Em seu site, há áudios nos quais você declama alguns dos poemas do Ladainha. À primeira vista, parece ser um recurso que aproxima você dos leitores e também agencia uma forma de leitura dos poemas – por exemplo, li o seu poema 47. de uma determinada forma (enfatizei uma ideia de tédio que senti nos versos, à primeira vista). Ao te ouvir, o poema ganhou outros sentidos. Quais as possibilidades, para você, abertas pelos áudios?

Desde o meu primeiro livro – a fila sem fim dos demônios descontentes – gravar os poemas sempre foi uma ferramenta de edição e composição. Eu sempre gravei todos os poemas que escrevi, inclusive cada poema várias vezes, mas nunca havia mostrado para ninguém. Ao longo do tempo, fui aprendendo a me ouvir, a me acostumar com a minha própria voz. De lá pra cá já são 11 anos publicando, gravando poemas sem mostrar pra ninguém e, cada vez mais, apresentando meus poemas (e, com certa regularidade, de outros que amo, como a “poeta” Stela do Patrocínio) publicamente.

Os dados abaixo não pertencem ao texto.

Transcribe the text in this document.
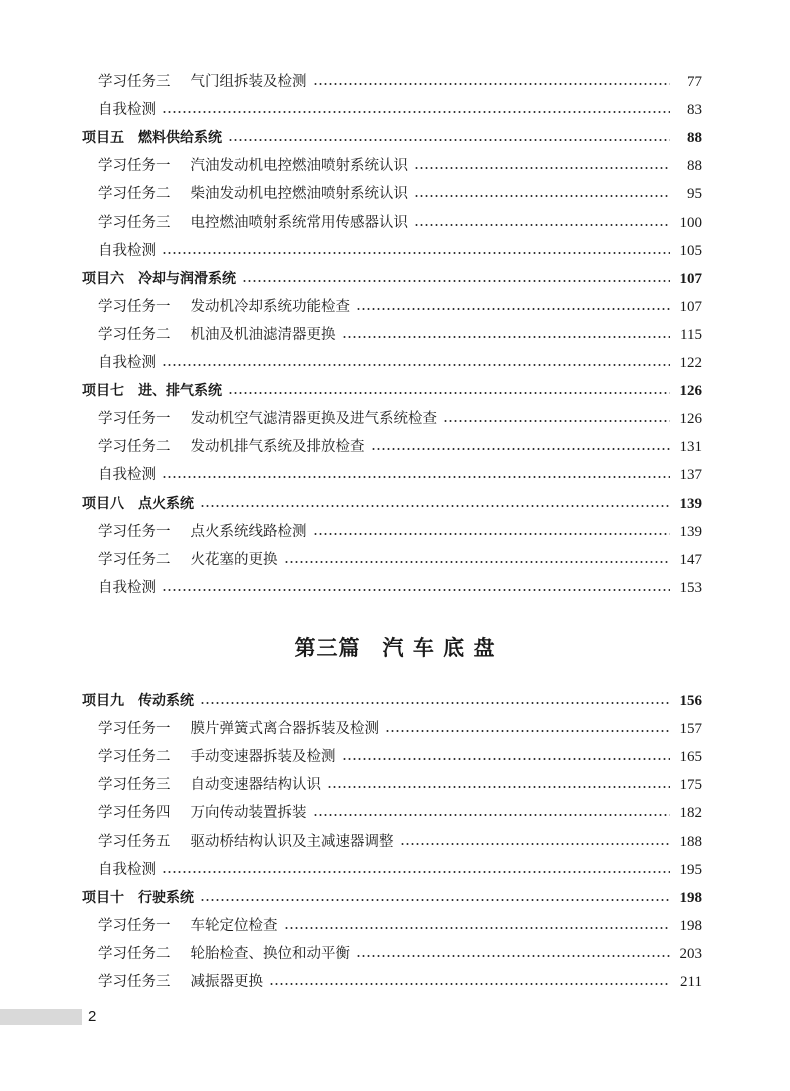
学习任务三 气门组拆装及检测	77
自我检测	83
项目五 燃料供给系统	88
学习任务一 汽油发动机电控燃油喷射系统认识	88
学习任务二 柴油发动机电控燃油喷射系统认识	95
学习任务三 电控燃油喷射系统常用传感器认识	100
自我检测	105
项目六 冷却与润滑系统	107
学习任务一 发动机冷却系统功能检查	107
学习任务二 机油及机油滤清器更换	115
自我检测	122
项目七 进、排气系统	126
学习任务一 发动机空气滤清器更换及进气系统检查	126
学习任务二 发动机排气系统及排放检查	131
自我检测	137
项目八 点火系统	139
学习任务一 点火系统线路检测	139
学习任务二 火花塞的更换	147
自我检测	153
第三篇 汽 车 底 盘
项目九 传动系统	156
学习任务一 膜片弹簧式离合器拆装及检测	157
学习任务二 手动变速器拆装及检测	165
学习任务三 自动变速器结构认识	175
学习任务四 万向传动装置拆装	182
学习任务五 驱动桥结构认识及主减速器调整	188
自我检测	195
项目十 行驶系统	198
学习任务一 车轮定位检查	198
学习任务二 轮胎检查、换位和动平衡	203
学习任务三 减振器更换	211
2
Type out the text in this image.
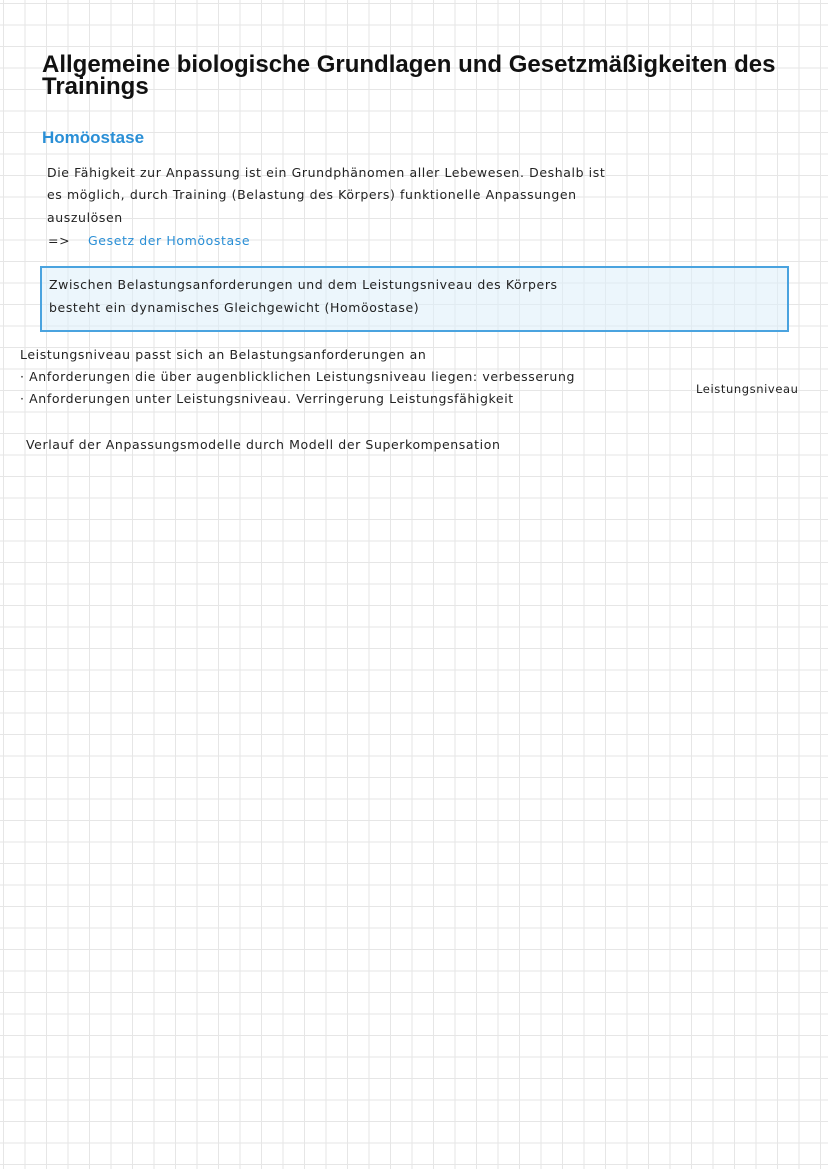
Allgemeine biologische Grundlagen und Gesetzmäßigkeiten des Trainings
Homöostase
Die Fähigkeit zur Anpassung ist ein Grundphänomen aller Lebewesen. Deshalb ist
es möglich, durch Training (Belastung des Körpers) funktionelle Anpassungen
auszulösen
=> Gesetz der Homöostase
Zwischen Belastungsanforderungen und dem Leistungsniveau des Körpers
besteht ein dynamisches Gleichgewicht (Homöostase)
Leistungsniveau passt sich an Belastungsanforderungen an
· Anforderungen die über augenblicklichen Leistungsniveau liegen: verbesserung
Leistungsniveau
· Anforderungen unter Leistungsniveau. Verringerung Leistungsfähigkeit
Verlauf der Anpassungsmodelle durch Modell der Superkompensation
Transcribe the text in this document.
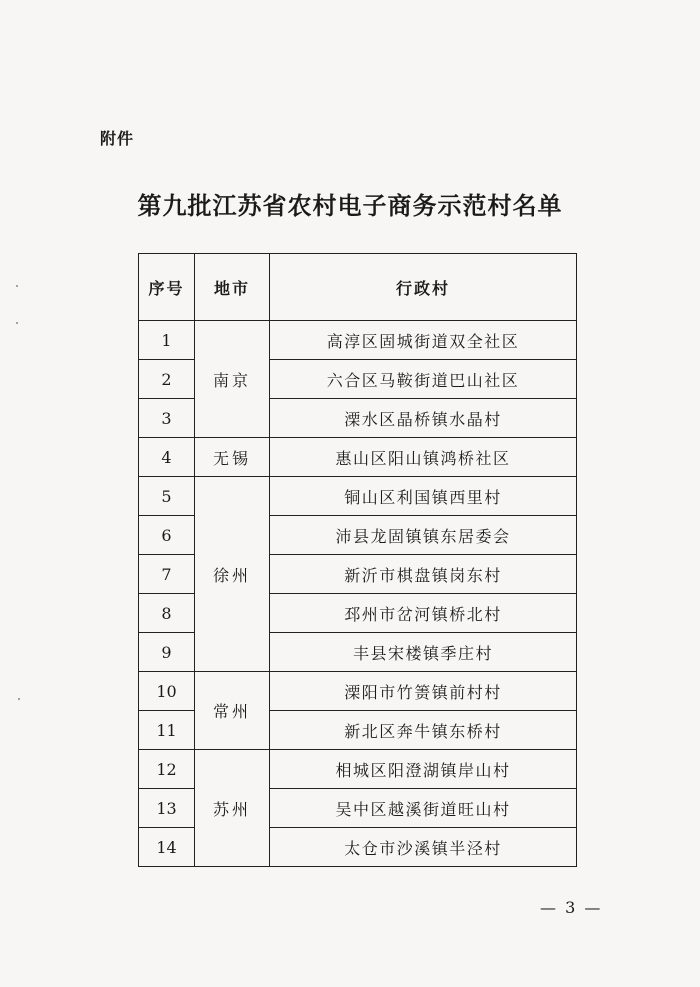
附件
第九批江苏省农村电子商务示范村名单
序号	地市	行政村
1	南京	高淳区固城街道双全社区
2		六合区马鞍街道巴山社区
3		溧水区晶桥镇水晶村
4	无锡	惠山区阳山镇鸿桥社区
5	徐州	铜山区利国镇西里村
6		沛县龙固镇镇东居委会
7		新沂市棋盘镇岗东村
8		邳州市岔河镇桥北村
9		丰县宋楼镇季庄村
10	常州	溧阳市竹箦镇前村村
11		新北区奔牛镇东桥村
12	苏州	相城区阳澄湖镇岸山村
13		吴中区越溪街道旺山村
14		太仓市沙溪镇半泾村
— 3 —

No Ladainha, a relação da voz com a minha poesia se intensificou, do ritmo com a forma, e eu resolvi tornar esta etapa pública, pois ela é sobretudo processo, mas agora também fim, e comecei uma nova fase que, tomando da resposta anterior, é composição. Sou uma grande fã da poesia falada, mas não sou desses poetas habilidosos com público, com palco, não tenho muitos recursos cênicos, mal sei movimentar meu corpo num palco, mas a voz é minha, posso fazer com ela o que eu quiser, e assim fui buscando meu tom, meu jeito de andar dentro do poema. Esse áudios podem ser vistos como assovios? Talvez. Não imaginei que isso me aproximaria dos leitores, tampouco quis tutoriar o ouvido do leitor para a minha própria leitura, mas sei que esses áudios me ajudaram, mais do que nunca, a me aproximar da poesia que faço hoje. E, também não é todo mundo que vai ler o livro que vai ouvir os áudios, embora haja uma placa sobre isso ao final dele. É uma pena, ou talvez não, vendo pelo seu lado. Segue o link rs: http://brunabeber.com.br/portfolio/ladainha/

De todo modo, isso que você me diz de “agenciamento da leitura”, eu já ouvi outras pessoas dizerem, e, embora, ache “agenciamento” um pouco pesado, ouvi essas mesmas pessoas dizerem que não conseguem mais ler o poema ao modo delas sem ouvirem a forma como o li e gravei. Algo como ler uma letra de música. Isso não foi intencional, mas talvez aconteça. O que acontece também é que no último ano, eu me apresentei lendo poesia pelo menos umas cinquenta vezes, e tudo o que li foi do Ladainha, ninguém nem sabia. As pessoas que ouviram e leram o livro agora dizem já ler os poemas ouvindo a minha voz. Mas as pessoas que leram e só agora estão ouvindo, vão para outros lugares. A meu ver, o tanto de possibilidade que tem nisso é bom. Quais são todas elas eu não sei, mas gostei de mostrar. Eu adoro ler poesia em voz alta, adoram que leiam para mim. Não acho que ajuda nem atrapalha a leitura, é só mais uma nota.

 

Você passou dois anos trabalhando nos poemas de Ladainha. Seu último livro de poemas é de 2013. O anterior a este, de 2012. Quanto tempo dura um poema, um livro?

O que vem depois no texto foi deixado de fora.